After we had been going to church for about six months, my husband—who had also begun to study Christian Science—and I decided to ask for help for our daughter from a Christian Science practitioner. My husband had witnessed the physical healings I'd begun to have, and he'd become convinced of the efficacy of this form of treatment.
In the first meeting, the practitioner told us that man, including male and female, was made in the image and likeness of God, and is, therefore, complete and perfect at every stage of growth. He referred to this definition of children from Science and Health with Key to the Scriptures by Mary Baker Eddy: "The spiritual thoughts and representatives of Life, Truth, and Love." Science and Health, p. 582. He also suggested we read the first chapter of Genesis in the Bible.
These selections were a source of great inspiration for both my husband and me. I was so comforted and encouraged to know that God made each one of us as His own image and likeness. It was wonderful to realize that this was true, not just for us, but for daughter as well.
We visited with the practitioner once a week and learned more from the many other ideas he shared from the Bible and Science and Health. He also asked us to consider attending Wednesday testimony meetings at church—and taking our daughter with us. In spite of the disruptions Ankita caused at first, we were welcomed with great love. And slowly Ankita quieted down, and occasionally gave testimonies.
In spite of this progress, however, there were still problems. It was difficult not to feel discouraged when months passed with little sign of progress. There were times when I used to feel depressed. My husband, too, was disturbed by Ankita's behavior. But the practitioner would reassure us time and again, "Your daughter is God's daughter." He encouraged us to allow God to take care of His child.
We came to know that all children are children of God. They are spiritual and perfect. Together, my husband and I would often affirm Ankita's God-given perfection. And we saw more and more that our daughter was already perfect and complete in every respect. Slowly, I began to understand more clearly that my daughter was under God's control and that the symptoms I saw didn't belong to her—they weren't part of her identity as the likeness of God. And little by little, our daughter's behavior began to improve.

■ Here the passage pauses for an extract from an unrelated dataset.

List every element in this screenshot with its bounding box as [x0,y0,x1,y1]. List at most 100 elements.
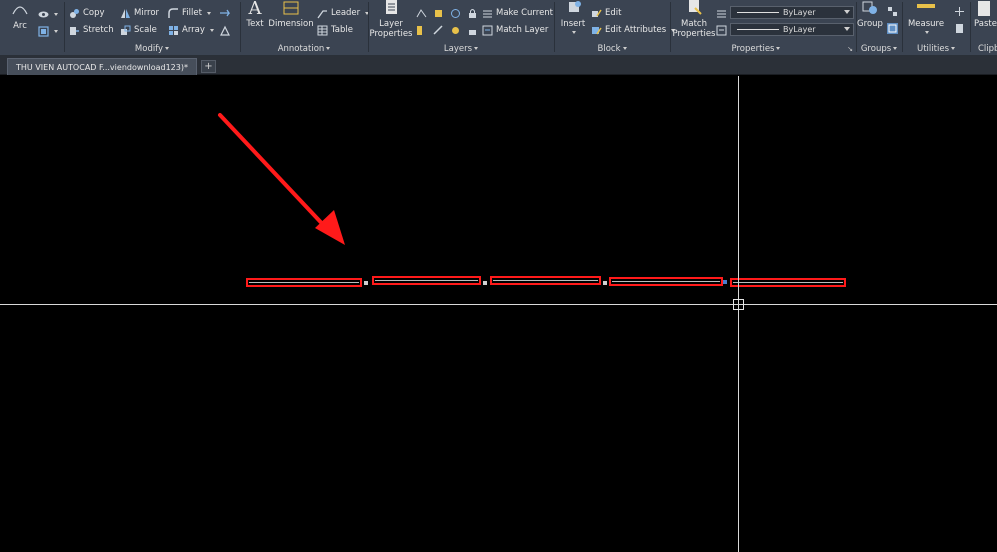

One day, I noticed that Ankita was going to the park alone without me. She started to play there with children of her age. Reports from her school also improved. She started to complete her class work alone and to follow the teacher's instructions. Also, we saw remarkable improvement in the quality of her work, which was evident from her performance in midterm examinations.
About ten months after we had first asked the practitioner to pray with us, we realized that Ankita had been completely healed. And at one of the medical examinations of the children in her school, the doctor declared that she was perfectly normal.
Now, at age seven, Ankita freely mixes with children her age. Her teachers describe her as attentive and well-behaved. She converses and writes well. She even participated in a drama and acted on the stage. She is now the way we had been praying to see her: whole and complete—in every way.